Abstract

As a result of new aerosol compositional information, we have implemented an exploratory model for predicting aerosol yields from the reaction of α-pinene with ozone in the atmosphere. This new approach has the ability to embrace a range of different atmospheric chemical conditions, which bring about biogenic aerosol formation. A kinetic mechanism was used to describe the gas-phase reactions of α-pinene with ozone. This reaction scheme produces low vapor pressure reaction products that distribute between gas and particle phases. Some of the products have subcooled liquid vapor pressures which are low enough to initiate self-nucleation. More volatile products such as pinonic acid and pinonaldehyde will not self-nucleate but will partition onto existing particle surfaces. Partitioning was treated as an equilibrium between the rate of particle uptake and rate of particle loss of semivolatile terpene reaction products. Given estimated liquid vapor pressures and activation energies of desorption, it was possible to calculate gas-particle equilibrium constants and aerosol desorption rate constants at different temperatures.

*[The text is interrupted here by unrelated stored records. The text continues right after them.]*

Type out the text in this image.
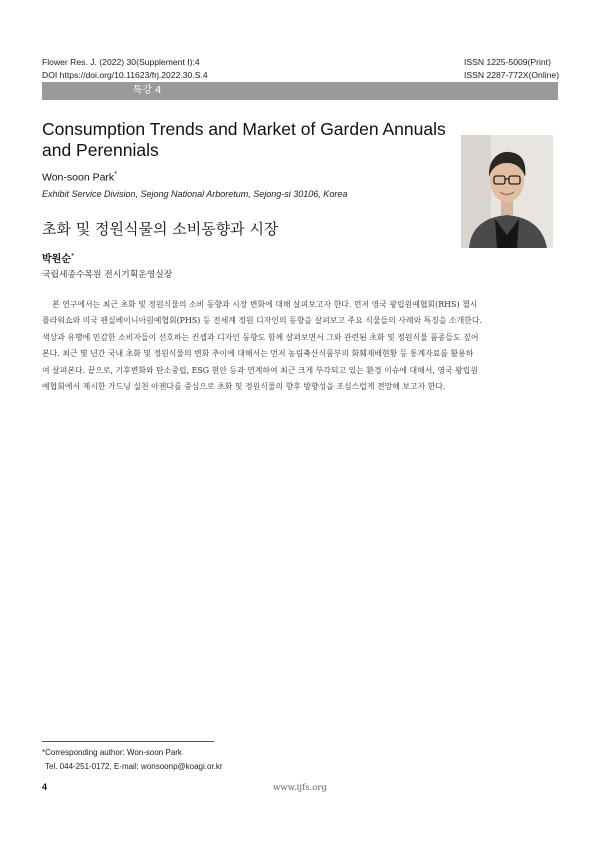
Flower Res. J. (2022) 30(Supplement I):4
DOI https://doi.org/10.11623/frj.2022.30.S.4
ISSN 1225-5009(Print)
ISSN 2287-772X(Online)
특강 4
Consumption Trends and Market of Garden Annuals and Perennials
Won-soon Park*
Exhibit Service Division, Sejong National Arboretum, Sejong-si 30106, Korea
초화 및 정원식물의 소비동향과 시장
박원순*
국립세종수목원 전시기획운영실장
본 연구에서는 최근 초화 및 정원식물의 소비 동향과 시장 변화에 대해 살펴보고자 한다. 먼저 영국 왕립원예협회(RHS) 첼시
플라워쇼와 미국 펜실베이니아원예협회(PHS) 등 전세계 정원 디자인의 동향을 살펴보고 주요 식물들의 사례와 특징을 소개한다.
색상과 유행에 민감한 소비자들이 선호하는 컨셉과 디자인 동향도 함께 살펴보면서 그와 관련된 초화 및 정원식물 품종들도 짚어
본다. 최근 몇 년간 국내 초화 및 정원식물의 변화 추이에 대해서는 먼저 농림축산식품부의 화훼재배현황 등 통계자료를 활용하
여 살펴본다. 끝으로, 기후변화와 탄소중립, ESG 현안 등과 연계하여 최근 크게 부각되고 있는 환경 이슈에 대해서, 영국 왕립원
예협회에서 제시한 가드닝 실천 아젠다를 중심으로 초화 및 정원식물의 향후 방향성을 조심스럽게 전망해 보고자 한다.
*Corresponding author: Won-soon Park
Tel. 044-251-0172, E-mail: wonsoonp@koagi.or.kr
4	www.ijfs.org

This permitted an estimate of the rate of absorption from the gas phase. Gas- and aerosol-phase reactions were linked together in one chemical mechanism, and a chemical kinetics solver was used to predict reactant and product concentrations over time. Aerosol formation from the model was then compared with aerosol production observed from outdoor chamber experiments. Approximately 20−40% of the reacted α-pinene carbon appeared in the aerosol phase. Models vs experimental aerosol yields are shown in Figure 2 and illustrate that reasonable predictions of secondary aerosol formation are possible. The majority of the aerosol mass came from the mass transfer of gas-phase products to the aerosol phase. An important observation from the product data and the model was that as temperatures and aerosol mass changed from experiment to experiment, the composition of the aerosol changed.